“Bull crap! That’s bull crap. Nobody stops you from paying 50 cents for the Post, 50 cents for the Daily News, $1.25 for the New York Times. Guess what they have? They have articles on real estate! They have a real-estate pullout section! If you simply read it, you say, ‘Oh, there’s a program. If I take four classes, a total of eight hours in this class, sponsored by Harlem congregational churches, right? I can get up to $70,000 free.’ It’s called a grant. Now, if you had $70,000, do you know what Willie could sell you? We sold a five-and-a-half-room co-op for $90,000. All he needed was $20,000. I’ve been privileged to speak to those classes in the last year, and there are black folks in there, there’s white folks in there, there’s foreign-born people in there. And I’m thinking, Well, why isn’t the class all black? Because a whole bunch of black folks, for whatever reason, just don’t bother to go. So what’s your excuse now? I just told you where you can get $70,000. You don’t need any money!”
The last time I meet with Suggs, she’s showing me another place in Hamilton Heights that she’s getting ready to sell. I ask her if the guilty verdict in the abuse-of-process matter might endanger her broker’s license. “No,” she says. “No, no, no.” She says no twenty times in all, shaking her head sharply, as if each no will make the verdict go away. “I’m abusing process by telling the authorities that you removed things without my permission? Anybody who knows what happened knows that’s illogical!”

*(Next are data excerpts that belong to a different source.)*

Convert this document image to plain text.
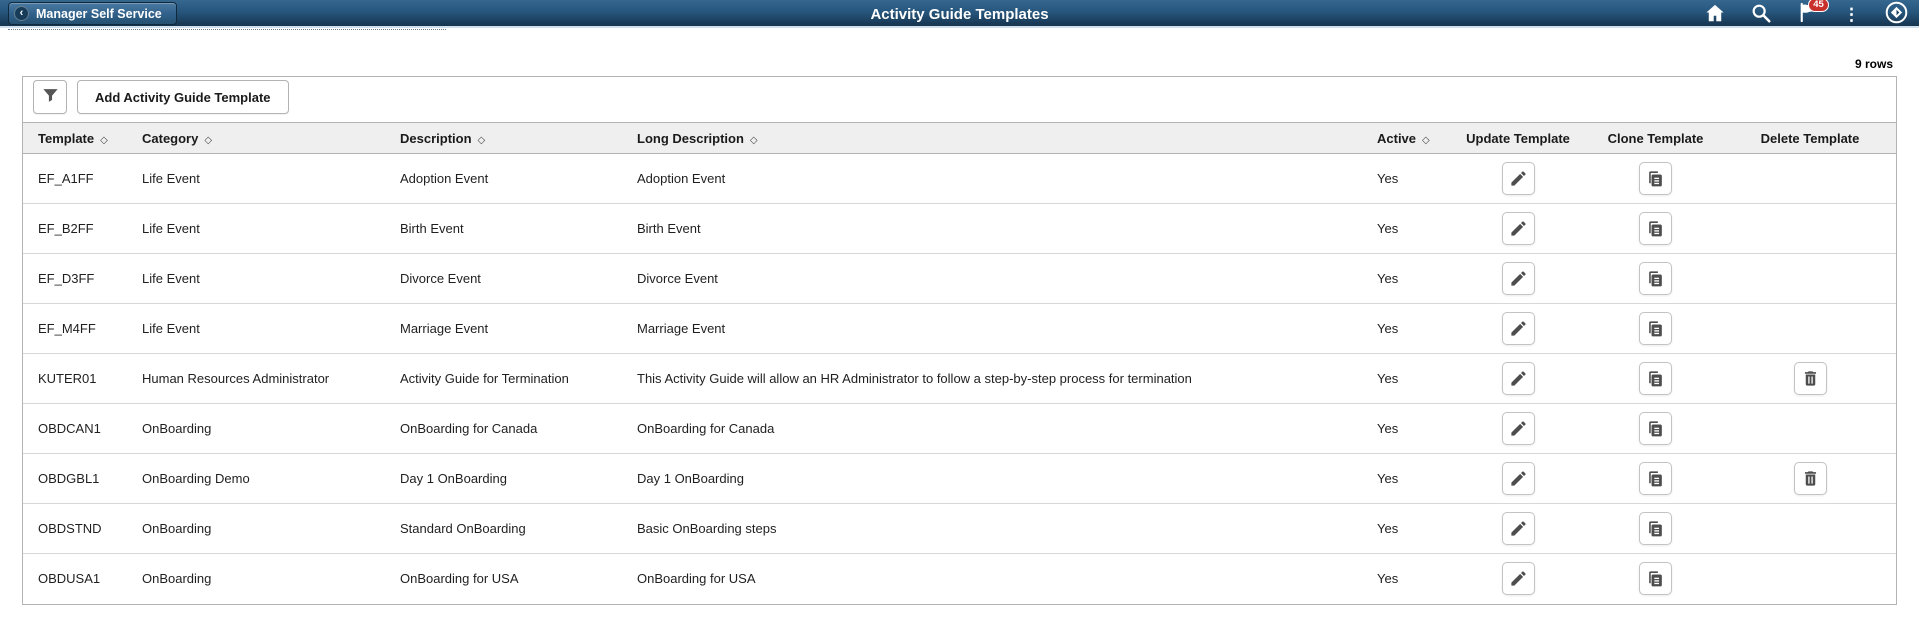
‹	Manager Self Service	Activity Guide Templates
45	⋮
9 rows
Add Activity Guide Template
Template ◇	Category ◇	Description ◇	Long Description ◇	Active ◇	Update Template	Clone Template	Delete Template
EF_A1FF	Life Event	Adoption Event	Adoption Event	Yes	

EF_B2FF	Life Event	Birth Event	Birth Event	Yes	

EF_D3FF	Life Event	Divorce Event	Divorce Event	Yes	

EF_M4FF	Life Event	Marriage Event	Marriage Event	Yes	

KUTER01	Human Resources Administrator	Activity Guide for Termination	This Activity Guide will allow an HR Administrator to follow a step-by-step process for termination	Yes	

OBDCAN1	OnBoarding	OnBoarding for Canada	OnBoarding for Canada	Yes	

OBDGBL1	OnBoarding Demo	Day 1 OnBoarding	Day 1 OnBoarding	Yes	

OBDSTND	OnBoarding	Standard OnBoarding	Basic OnBoarding steps	Yes	

OBDUSA1	OnBoarding	OnBoarding for USA	OnBoarding for USA	Yes	
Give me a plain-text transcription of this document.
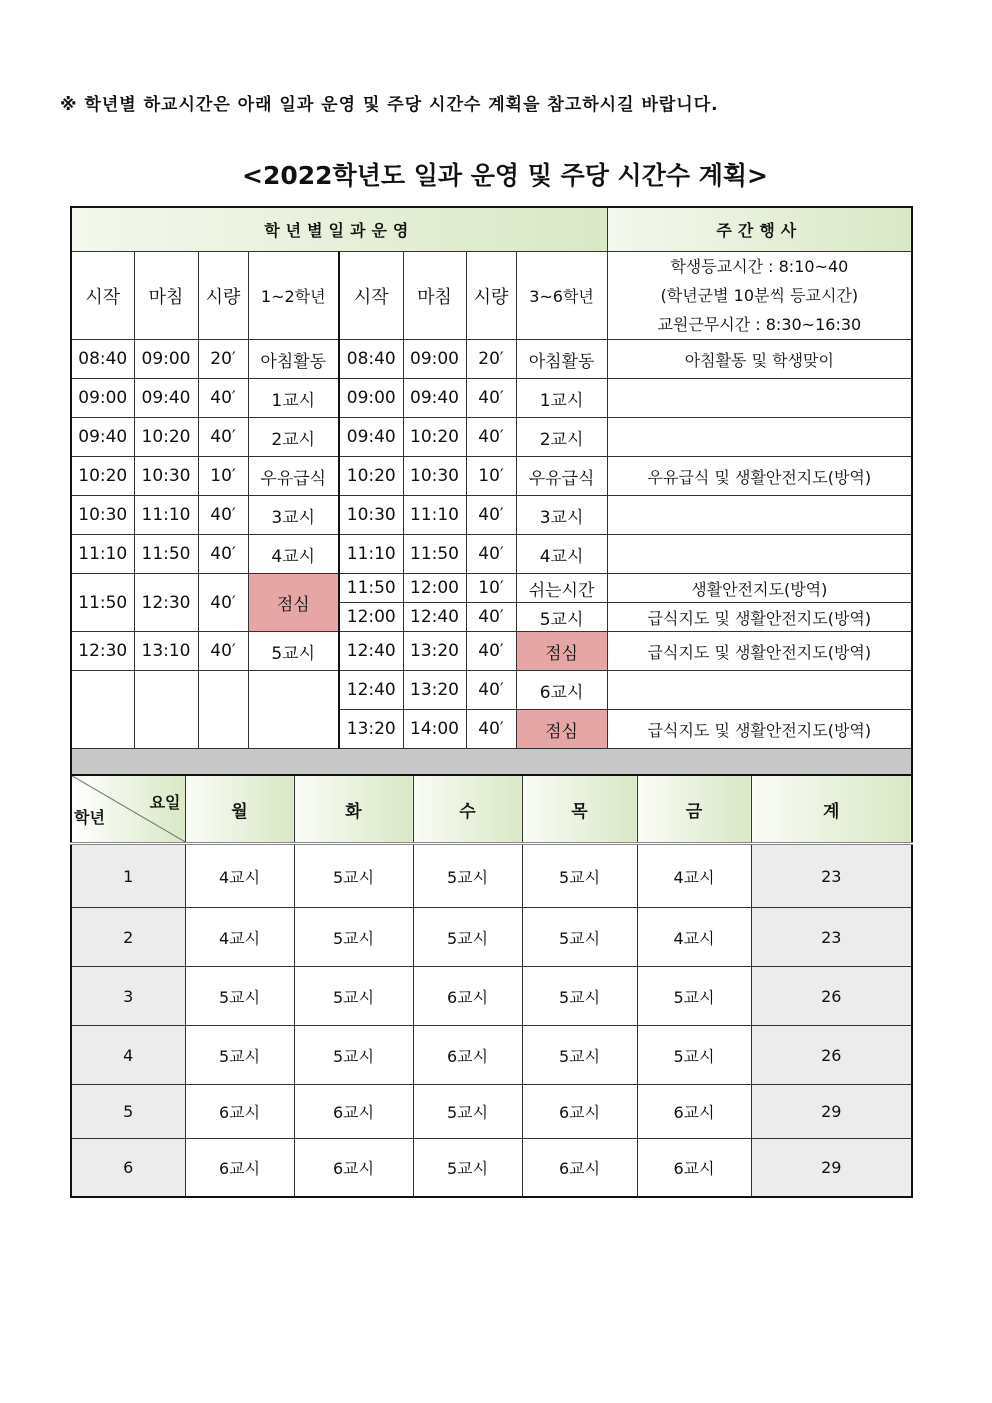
※ 학년별 하교시간은 아래 일과 운영 및 주당 시간수 계획을 참고하시길 바랍니다.
<2022학년도 일과 운영 및 주당 시간수 계획>
학년별일과운영								주간행사
시작	마침	시량	1~2학년	시작	마침	시량	3~6학년	학생등교시간 : 8:10~40
(학년군별 10분씩 등교시간)
교원근무시간 : 8:30~16:30

08:40	09:00	20′	아침활동	08:40	09:00	20′	아침활동	아침활동 및 학생맞이
09:00	09:40	40′	1교시	09:00	09:40	40′	1교시	
09:40	10:20	40′	2교시	09:40	10:20	40′	2교시	
10:20	10:30	10′	우유급식	10:20	10:30	10′	우유급식	우유급식 및 생활안전지도(방역)
10:30	11:10	40′	3교시	10:30	11:10	40′	3교시	
11:10	11:50	40′	4교시	11:10	11:50	40′	4교시	
11:50	12:30	40′	점심	11:50	12:00	10′	쉬는시간	생활안전지도(방역)
				12:00	12:40	40′	5교시	급식지도 및 생활안전지도(방역)
12:30	13:10	40′	5교시	12:40	13:20	40′	점심	급식지도 및 생활안전지도(방역)
				12:40	13:20	40′	6교시	
				13:20	14:00	40′	점심	급식지도 및 생활안전지도(방역)

요일
학년	월	화	수	목	금	계
1	4교시	5교시	5교시	5교시	4교시	23
2	4교시	5교시	5교시	5교시	4교시	23
3	5교시	5교시	6교시	5교시	5교시	26
4	5교시	5교시	6교시	5교시	5교시	26
5	6교시	6교시	5교시	6교시	6교시	29
6	6교시	6교시	5교시	6교시	6교시	29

Still, she can’t get the idea out of her head. She picks up her cell phone and calls her lawyer. “Mortykins! Is there any way the Department of State can say, ‘Oh, you aren’t worthy of being a broker, because you were found guilty of abuse of process,’ which is bullshit? … So abuse of process has nothing to do with it? Okay … No, no, no. He’s asking, like, if you’re a sex fiend and you’re convicted, you shouldn’t be working at a—a—a day-care center, so if you’re a real-estate broker and you’ve abused process—Grrr!—how can you be a broker? … Thank you!”
She hangs up, smiling again. “That’s what I thought.”

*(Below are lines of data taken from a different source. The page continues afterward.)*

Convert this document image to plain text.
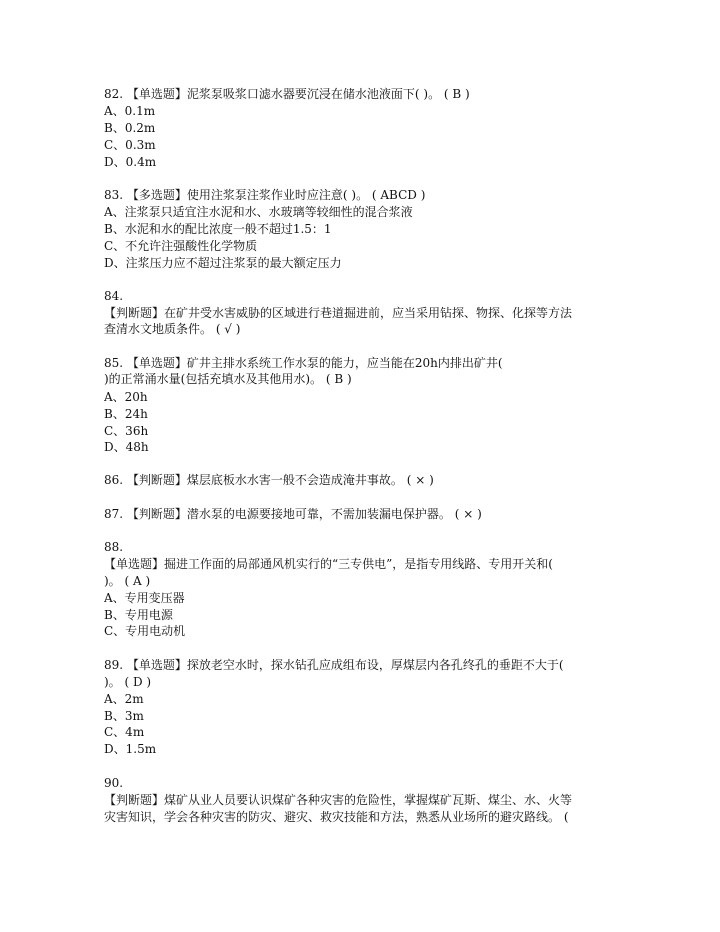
82. 【单选题】泥浆泵吸浆口滤水器要沉浸在储水池液面下( )。 ( B )
A、0.1m
B、0.2m
C、0.3m
D、0.4m
83. 【多选题】使用注浆泵注浆作业时应注意( )。 ( ABCD )
A、注浆泵只适宜注水泥和水、水玻璃等较细性的混合浆液
B、水泥和水的配比浓度一般不超过1.5：1
C、不允许注强酸性化学物质
D、注浆压力应不超过注浆泵的最大额定压力
84.
【判断题】在矿井受水害威胁的区域进行巷道掘进前，应当采用钻探、物探、化探等方法
查清水文地质条件。 ( √ )
85. 【单选题】矿井主排水系统工作水泵的能力，应当能在20h内排出矿井(
)的正常涌水量(包括充填水及其他用水)。 ( B )
A、20h
B、24h
C、36h
D、48h
86. 【判断题】煤层底板水水害一般不会造成淹井事故。 ( × )
87. 【判断题】潜水泵的电源要接地可靠，不需加装漏电保护器。 ( × )
88.
【单选题】掘进工作面的局部通风机实行的“三专供电”，是指专用线路、专用开关和(
)。 ( A )
A、专用变压器
B、专用电源
C、专用电动机
89. 【单选题】探放老空水时，探水钻孔应成组布设，厚煤层内各孔终孔的垂距不大于(
)。 ( D )
A、2m
B、3m
C、4m
D、1.5m
90.
【判断题】煤矿从业人员要认识煤矿各种灾害的危险性，掌握煤矿瓦斯、煤尘、水、火等
灾害知识，学会各种灾害的防灾、避灾、救灾技能和方法，熟悉从业场所的避灾路线。 (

Even if Suggs doesn’t lose her license, she’s working in a different Harlem now, with new challenges. The boom is waning in Harlem, as it is everywhere. Competition from real-estate giants like the Corcoran Group and Douglas Elliman is getting more intense. And the Harlem customer base is changing. When the only people who can afford to buy in the neighborhood are wealthy, a homegrown broker who works without a real office may not be exactly what clients are looking for.
For a woman of her wealth, Suggs leads an oddly spartan existence. She’s only now getting around to renovating her two buildings, and she hasn’t had a working kitchen since 1991. (She loves takeout, she says.) She says she gives much of what she earns to her fourteen nieces and nephews. Her work is her life, she says, and she has no plans on giving up anything.
“Look,” she says, “anybody who doesn’t like me is not gonna like me no matter what I say, no matter what the court says. I spend my time working and selling the houses and doing what I’m supposed to be doing, which is all that I’ve ever done. Honey, I’m not going anywhere. I’m not about to start a new career, okay? I’ve invested too much time. I also like what I do, you know? I don’t worry about anything. I tell my agents if you’re going to be a Realtor, don’t expect to be liked.”
She laughs. “People like lawyers more than real-estate brokers. I mean, we might as well be Reverend Wright.”